The way I have used the term whiteware in my major studies (Silcott, Waverly
Plantation, Bay Springs Mill, Kings Bay Plantations, etc.) is for those white
bodied earthenwares which follow creamware and pearlware. They are usually
white glazed. Incorporated within this class of ceramics would be ironstone,
graniteware, and others. I have not found a CONSISTENT means of distinguishing
between these unless they are marked pieces. Indeed, some of the late cream
colored wares and pearlwares are difficult to separate consistently. I had one
vessel classified which, when glued back together, had pieces earlier
classified as being creamware, pearlware, and whiteware based on real variation
in the glaze and coming from rim, body, and base (not that order). However,
creamware and pearlware are usually quite distinguishable from whiteware. Given
it has chronological significance in the industry and in archaeological sites
and is separable from creamware and pearlware which too have tim!
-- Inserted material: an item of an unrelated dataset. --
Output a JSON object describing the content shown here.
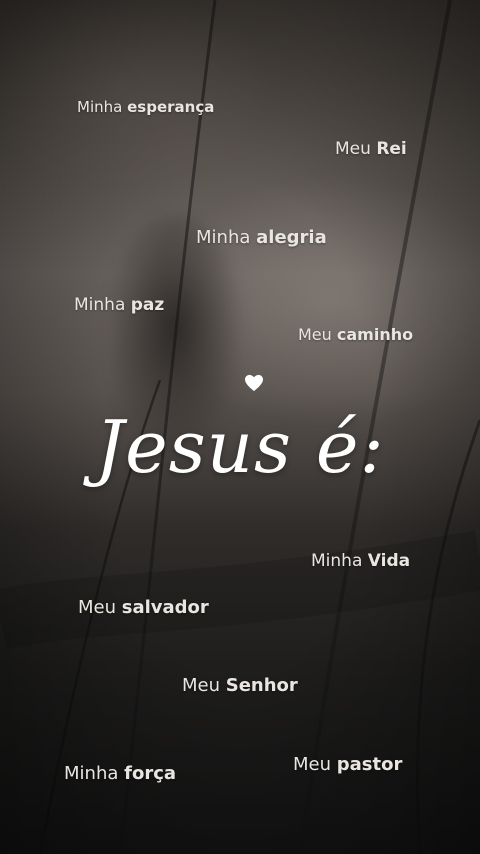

e meaning, I would not lump these
three together.
As to Gates & Oremrod's definition (Historical Archaeology 16(1-2): 7-8) which
appears to lump these wares, one should remember that the American pottery
industry really developed as a result of the blockade of British-made ceramics
during the Civil War. By that time, only white earthenwares were being made in
the U.S. Their definition has no historical value prior to the context of the
Ohio pottery industry they were studying.
While from an evolutionary standpoint and a simplistic visual one, lumping
white-salt glazed stoneware, creamware, pearlware, and the whitewares into a
single one has some validity, and the latter three are truly evolutionary, I
think it best to use the term for that group of non-translucent, hard-bodied,
white bodied earthenwares which followed the pearlwares.
Whiteware would not include delft, faience, or majolica.